3. compare read length bins for the full data set
perl 02_compareBinsLT30.pl  output_shuffled.txt   20000000000
 output: a table that lists for each read length bin the total amount of data (nt), and the SNPs/indels for this data

    EXAMPLE OUTPUT 
    
    key	lengths	variants 
    rl10	0	0 
    rl11	0	0 
    rl12	0	0 
    rl13	0	0 
    rl14	0	0 
    rl15	195	10 
    rl16	208	0 
    rl17	1156	2 
    rl18	2610	61 
    rl19	14573	1108 
    rl20	59340	5048 
    rl21	102606	8490 
    rl22	115610	8928 
    rl23	88734	5975 
    rl24	55752	2883 
    rl25	42050	1310 
    rl26	34996	606 
    rl27	35073	288 
    rl28	35980	210 
    rl29	42224	207 
    rl30	43590	190 
    rl31	48422	195 
    rl32	50272	213 
    rl33	53856	239 
    rl34	58378	269 
    rl35	59255	217 
    rl40	67800	331 
    rl45	71955	329 
    rl50	67650	269 
    rl55	57805	237 
    rl60	54000	218

    ---> so this tells me, for example, that all reads of length 23 (rl23) make up a total length of 88,734 bp and collectively contain 5,975 variants. Based on this information, I select a number of bp from the second column for the next step (see below) such that for the entire range of read lengths I'm interested in, I'm able to collect the same total length of sequence data. I could use 35,000 here, for example. Selecting 40,000 is a bad idea since I don't have that much data for some of the read lengths (e.g., rl26-28). 

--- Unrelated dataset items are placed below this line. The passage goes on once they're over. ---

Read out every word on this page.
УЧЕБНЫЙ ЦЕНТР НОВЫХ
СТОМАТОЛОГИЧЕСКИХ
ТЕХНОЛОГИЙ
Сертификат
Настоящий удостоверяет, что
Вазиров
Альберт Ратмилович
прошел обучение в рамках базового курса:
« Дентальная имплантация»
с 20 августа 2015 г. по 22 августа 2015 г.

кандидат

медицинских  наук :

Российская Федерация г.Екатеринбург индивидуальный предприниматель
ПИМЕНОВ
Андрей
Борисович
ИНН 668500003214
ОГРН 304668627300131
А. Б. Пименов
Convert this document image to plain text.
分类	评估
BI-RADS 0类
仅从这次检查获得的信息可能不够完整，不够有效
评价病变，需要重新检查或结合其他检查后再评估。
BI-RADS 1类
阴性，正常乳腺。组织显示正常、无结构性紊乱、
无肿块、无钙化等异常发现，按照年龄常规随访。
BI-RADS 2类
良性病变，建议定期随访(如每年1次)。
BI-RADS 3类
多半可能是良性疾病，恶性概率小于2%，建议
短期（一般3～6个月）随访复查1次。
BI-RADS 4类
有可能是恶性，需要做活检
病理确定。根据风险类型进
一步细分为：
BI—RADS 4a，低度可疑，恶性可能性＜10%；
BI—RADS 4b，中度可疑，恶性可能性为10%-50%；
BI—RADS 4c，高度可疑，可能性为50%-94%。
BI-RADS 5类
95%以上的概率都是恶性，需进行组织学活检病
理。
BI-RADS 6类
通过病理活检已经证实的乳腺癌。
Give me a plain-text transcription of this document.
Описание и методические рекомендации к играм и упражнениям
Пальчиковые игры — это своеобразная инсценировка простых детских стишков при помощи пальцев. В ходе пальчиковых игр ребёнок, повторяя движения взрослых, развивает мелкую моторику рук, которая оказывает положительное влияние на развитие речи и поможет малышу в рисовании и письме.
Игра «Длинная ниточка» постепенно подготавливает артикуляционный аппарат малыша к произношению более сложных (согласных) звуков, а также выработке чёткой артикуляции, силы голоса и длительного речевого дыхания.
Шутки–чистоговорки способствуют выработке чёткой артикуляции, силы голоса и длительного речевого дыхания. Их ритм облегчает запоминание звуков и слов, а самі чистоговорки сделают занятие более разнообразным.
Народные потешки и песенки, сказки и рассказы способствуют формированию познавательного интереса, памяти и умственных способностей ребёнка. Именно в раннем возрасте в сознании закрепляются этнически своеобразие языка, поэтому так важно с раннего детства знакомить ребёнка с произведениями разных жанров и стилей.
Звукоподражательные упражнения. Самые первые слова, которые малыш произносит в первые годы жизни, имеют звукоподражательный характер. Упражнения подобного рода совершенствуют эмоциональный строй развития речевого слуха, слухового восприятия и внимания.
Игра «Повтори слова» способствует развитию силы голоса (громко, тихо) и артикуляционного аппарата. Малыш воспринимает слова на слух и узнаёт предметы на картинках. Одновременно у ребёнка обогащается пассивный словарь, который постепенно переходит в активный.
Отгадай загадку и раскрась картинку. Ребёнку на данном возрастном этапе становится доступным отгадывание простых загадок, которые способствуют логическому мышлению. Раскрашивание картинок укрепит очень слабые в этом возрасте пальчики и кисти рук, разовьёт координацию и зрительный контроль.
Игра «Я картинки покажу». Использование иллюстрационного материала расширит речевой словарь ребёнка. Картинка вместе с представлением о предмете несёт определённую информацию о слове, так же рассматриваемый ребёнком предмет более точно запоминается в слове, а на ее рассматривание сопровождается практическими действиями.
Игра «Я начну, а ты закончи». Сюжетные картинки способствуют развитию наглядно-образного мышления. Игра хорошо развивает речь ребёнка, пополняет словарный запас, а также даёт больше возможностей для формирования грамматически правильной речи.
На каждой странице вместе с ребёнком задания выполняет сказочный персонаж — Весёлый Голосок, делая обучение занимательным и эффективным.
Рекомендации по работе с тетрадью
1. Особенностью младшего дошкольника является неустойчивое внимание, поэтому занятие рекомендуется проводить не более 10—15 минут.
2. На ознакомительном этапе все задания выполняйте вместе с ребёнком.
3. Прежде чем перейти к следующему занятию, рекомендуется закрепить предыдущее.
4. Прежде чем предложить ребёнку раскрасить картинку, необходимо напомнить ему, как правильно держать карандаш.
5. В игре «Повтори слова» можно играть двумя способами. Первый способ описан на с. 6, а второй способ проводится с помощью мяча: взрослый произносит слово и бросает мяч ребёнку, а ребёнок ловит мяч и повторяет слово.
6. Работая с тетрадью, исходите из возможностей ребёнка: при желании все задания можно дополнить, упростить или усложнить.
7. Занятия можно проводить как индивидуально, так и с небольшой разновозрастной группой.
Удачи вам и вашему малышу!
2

4. compare read length bins for a reasonable total length per read length bin. This requires looking at the data and setting the total length yourself, see explanation above. 
perl 02_compareBinsLT30.pl  output_shuffled.txt   xxxxx
 output: same table as above, but normalized for a given total data volume xxxxx

    EXAMPLE OUTPUT with xxxxx = 25000

    key	lengths	variants 
    rl10	0	0   
    rl11	0	0   
    rl12	0	0   
    rl13	0	0   
    rl14	0	0   
    rl15	195	10  
    rl16	208	0   
    rl17	1156	2   
    rl18	2610	61  
    rl19	14573	1108
    rl20	25000	2165
    rl21	25011	2090
    rl22	25014	1901
    rl23	25001	1677
    rl24	25008	1277
    rl25	25000	758 
    rl26	25012	411 
    rl27	25002	215 
    rl28	25004	142 
    rl29	25027	124 
    rl30	25020	109 
    rl31	25017	106 
    rl32	25024	103 
    rl33	25014	115 
    rl34	25024	109 
    rl35	25025	111 
    rl40	25000	118 
    rl45	25020	102 
    rl50	25000	110 
    rl55	25025	110 
    rl60	25020	91  

    ---> now I can compare total number of variants for each read length for which I have collected xxxxx = 25000bp. For reads of lengths 20-24 there are lots more variants, then it drops at rl25 and rl26, and by rl28 things start to taper off. If pressed for data, I could use a cutoff of 28bp, otherwise 29 or 30 might be safer.  


5. Sincere apologies 
These scripts are ugly! The whole thing started out as a quick-and-dirty way to look at some of our own people's data, and I never got around to prettify the approach.